周传雄有一首歌叫做《我的心太乱》,在这个炎热寂静的夜晚,我的心如同这首歌一样,纠结如一团乱麻。

我在努力的克制着自己,别去想那些烦躁的琐事,别去想那些得不到的东西,别去想那些得不到的爱情。在如今现实的社会里,人心都是现实的,现实的如同上海冰冷的石头松林一样。在上海到处都是高楼大厦到处都是高档轿车的环境下,我们每天在这样一个快节奏生活的都市里奔波着,为了生存,为了家庭,为了心爱的人,又或者为了高档轿车高档别墅。我的心乱了,被现实的物质搅乱了。

我承认我是个低俗的人,我是个俗不可耐的人,因为俗人都会被物质的欲望金钱的欲望所左右,不是俗人的人在这个社会上已经当然无存了,现在出家当和尚都要×××,而且和尚的薪水也不低。金钱,车子,房子,女人等,很多很多的东西左右着我的思想,我对这些物质的渴望达到了一种将要膨胀到爆炸的程度。每天睡在光滑的竹席上我在想,为什么别人有房子、车子、钱,女人而我却没有,难道我比别人少了什么,别人不也是一张嘴巴两只眼睛一个脑袋,外加双手和双腿。我不甘心,确实不甘心。因为我也是个有脑子的人,而且被低俗的社会腐化了。

 每天我在提醒着自己,要努力学习,努力奋斗,可当看到别人上班啥事不干,轻轻松松的到月底就能拿着高薪的时候,我的心理莫名的产生一种嫉妒的怒火,我觉得这不公平,真的很不公平。可这种不公平我无法改变,我也无法改变自己的命运,自己悲哀的命运。很多的不公平,我也只能看在眼里,火在心理。看看现在媒体上大肆曝光的XX富二代,人家就是靠着父母的本事过着富裕奢侈的生活,你嫉妒吗?你眼红吗?嫉妒没用,眼红只能让你害红眼病,只能怪自己没出生在这么好的家庭环境下。我不知道如今的媒体是在为大众服务,还是用来腐化大众的思想,宣扬拜金主义。我不再去纠结这个问题,因为我头很痛。

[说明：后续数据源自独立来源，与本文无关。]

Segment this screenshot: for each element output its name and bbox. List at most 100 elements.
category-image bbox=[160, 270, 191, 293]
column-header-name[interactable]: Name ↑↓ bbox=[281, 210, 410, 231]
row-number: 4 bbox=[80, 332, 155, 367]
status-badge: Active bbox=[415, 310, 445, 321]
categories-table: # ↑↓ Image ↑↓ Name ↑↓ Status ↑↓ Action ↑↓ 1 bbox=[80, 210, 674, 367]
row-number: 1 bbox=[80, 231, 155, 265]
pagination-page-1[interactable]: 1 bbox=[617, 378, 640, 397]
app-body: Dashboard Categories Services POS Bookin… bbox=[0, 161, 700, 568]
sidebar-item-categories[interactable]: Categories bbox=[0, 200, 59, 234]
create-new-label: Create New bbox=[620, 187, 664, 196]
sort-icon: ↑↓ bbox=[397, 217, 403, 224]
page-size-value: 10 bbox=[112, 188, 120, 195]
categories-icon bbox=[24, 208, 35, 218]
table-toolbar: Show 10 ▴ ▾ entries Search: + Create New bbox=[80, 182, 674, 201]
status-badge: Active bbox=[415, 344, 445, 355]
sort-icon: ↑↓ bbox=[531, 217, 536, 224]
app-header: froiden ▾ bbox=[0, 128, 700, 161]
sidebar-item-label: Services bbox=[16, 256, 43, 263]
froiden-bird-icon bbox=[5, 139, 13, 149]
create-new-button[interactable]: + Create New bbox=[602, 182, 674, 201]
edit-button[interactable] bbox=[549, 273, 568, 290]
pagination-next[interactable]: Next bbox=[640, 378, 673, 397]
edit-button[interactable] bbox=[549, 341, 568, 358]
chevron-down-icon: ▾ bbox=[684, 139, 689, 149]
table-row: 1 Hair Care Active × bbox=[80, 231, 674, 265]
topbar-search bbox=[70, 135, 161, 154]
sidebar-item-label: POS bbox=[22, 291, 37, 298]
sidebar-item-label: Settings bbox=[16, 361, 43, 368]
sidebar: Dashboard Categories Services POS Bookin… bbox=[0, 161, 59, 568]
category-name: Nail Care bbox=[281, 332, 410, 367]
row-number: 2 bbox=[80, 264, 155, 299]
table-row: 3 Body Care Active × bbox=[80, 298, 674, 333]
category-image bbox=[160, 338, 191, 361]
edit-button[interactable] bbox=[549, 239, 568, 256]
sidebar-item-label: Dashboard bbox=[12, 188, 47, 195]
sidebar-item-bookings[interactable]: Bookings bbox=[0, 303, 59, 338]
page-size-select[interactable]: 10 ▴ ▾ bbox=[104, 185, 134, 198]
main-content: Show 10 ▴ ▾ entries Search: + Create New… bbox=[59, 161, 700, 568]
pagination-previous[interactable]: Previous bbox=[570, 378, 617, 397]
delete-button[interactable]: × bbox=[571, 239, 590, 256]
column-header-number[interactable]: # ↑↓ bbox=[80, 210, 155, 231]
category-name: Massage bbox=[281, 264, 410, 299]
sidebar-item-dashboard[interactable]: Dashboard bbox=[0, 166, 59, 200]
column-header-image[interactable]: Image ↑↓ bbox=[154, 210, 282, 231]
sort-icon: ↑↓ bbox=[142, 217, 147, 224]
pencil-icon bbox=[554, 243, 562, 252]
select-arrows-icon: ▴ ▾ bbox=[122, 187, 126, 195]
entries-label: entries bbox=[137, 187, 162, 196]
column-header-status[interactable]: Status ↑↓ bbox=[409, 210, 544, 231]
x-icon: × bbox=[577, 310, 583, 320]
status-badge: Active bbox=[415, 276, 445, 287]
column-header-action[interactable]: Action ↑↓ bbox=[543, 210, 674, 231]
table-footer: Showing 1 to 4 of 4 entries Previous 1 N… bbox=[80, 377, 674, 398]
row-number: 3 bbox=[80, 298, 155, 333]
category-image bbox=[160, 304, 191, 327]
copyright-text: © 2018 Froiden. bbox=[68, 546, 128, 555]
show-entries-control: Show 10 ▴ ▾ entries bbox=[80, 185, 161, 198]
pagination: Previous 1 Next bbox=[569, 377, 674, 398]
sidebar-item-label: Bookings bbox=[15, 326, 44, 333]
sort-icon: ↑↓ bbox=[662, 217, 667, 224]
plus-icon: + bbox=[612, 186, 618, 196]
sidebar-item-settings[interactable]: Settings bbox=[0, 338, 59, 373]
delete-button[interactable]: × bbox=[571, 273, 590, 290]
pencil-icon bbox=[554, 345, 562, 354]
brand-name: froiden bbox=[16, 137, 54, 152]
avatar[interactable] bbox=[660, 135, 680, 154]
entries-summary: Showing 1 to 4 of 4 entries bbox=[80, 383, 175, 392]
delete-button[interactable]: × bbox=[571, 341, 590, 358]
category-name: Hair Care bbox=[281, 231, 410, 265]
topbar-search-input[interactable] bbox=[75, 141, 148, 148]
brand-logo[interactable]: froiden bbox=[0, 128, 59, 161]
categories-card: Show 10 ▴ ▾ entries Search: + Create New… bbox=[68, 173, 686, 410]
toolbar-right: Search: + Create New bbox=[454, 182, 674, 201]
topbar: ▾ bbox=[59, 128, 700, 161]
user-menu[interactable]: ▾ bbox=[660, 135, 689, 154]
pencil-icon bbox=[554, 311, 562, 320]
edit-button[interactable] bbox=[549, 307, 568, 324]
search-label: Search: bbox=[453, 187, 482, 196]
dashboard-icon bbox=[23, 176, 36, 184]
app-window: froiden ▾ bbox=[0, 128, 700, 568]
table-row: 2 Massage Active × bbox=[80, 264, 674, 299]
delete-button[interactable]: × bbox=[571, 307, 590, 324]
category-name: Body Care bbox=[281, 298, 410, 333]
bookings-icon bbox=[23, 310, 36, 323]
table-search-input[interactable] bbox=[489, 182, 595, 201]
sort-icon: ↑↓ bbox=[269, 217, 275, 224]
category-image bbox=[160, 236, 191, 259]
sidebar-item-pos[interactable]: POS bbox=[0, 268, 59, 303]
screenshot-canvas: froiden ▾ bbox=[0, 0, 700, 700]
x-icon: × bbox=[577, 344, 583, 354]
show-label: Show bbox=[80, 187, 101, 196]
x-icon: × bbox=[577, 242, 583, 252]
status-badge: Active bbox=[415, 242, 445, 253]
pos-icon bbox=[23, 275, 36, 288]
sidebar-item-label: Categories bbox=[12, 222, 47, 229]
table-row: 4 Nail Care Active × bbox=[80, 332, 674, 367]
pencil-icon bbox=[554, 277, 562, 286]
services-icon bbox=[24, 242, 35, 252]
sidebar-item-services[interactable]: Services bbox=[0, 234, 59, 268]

一个人的夜晚,心情糟糕的时候我会喝上几瓶啤酒,将音响开到合适的音量,听着忧伤的老歌,想着一些悲哀的事情,想了太多悲哀的事情,酒精刺激了我的神经,麻木了,酒喝完了发发牢骚一会就好了。人都有欲望,没有欲望的人是植物人,因为植物人的大脑没有了思考能力。有思考能力的人会想想在如今的社会怎么样才能发财,怎么样才能赚到大钱,怎么样才能买的起房子,怎么样才能买的起车子,归根结底就是要赚钱。钱谁不爱,不爱钱的人是傻子。打个比方说,走在马路上看到1000块钱,在上海这样的大都市里,有多少人还能做到拾金不昧的把钱交公,我想应该不多了。因为大家都需要钱,被生活所迫,因为在这样一个冰冷的大都市里,我们需要吃饭,我们需要交房租。房租交晚了,房东会催促你,不交的话,勒令你马上搬家走人。就是在这样一个没有归宿感的大都市里,我像蜗牛一样每天的劳作着,就为了让自己以后有个完整的家,一套几十平米的房子。简简单单的愿望,在这一两年的时间里,我还不能实现。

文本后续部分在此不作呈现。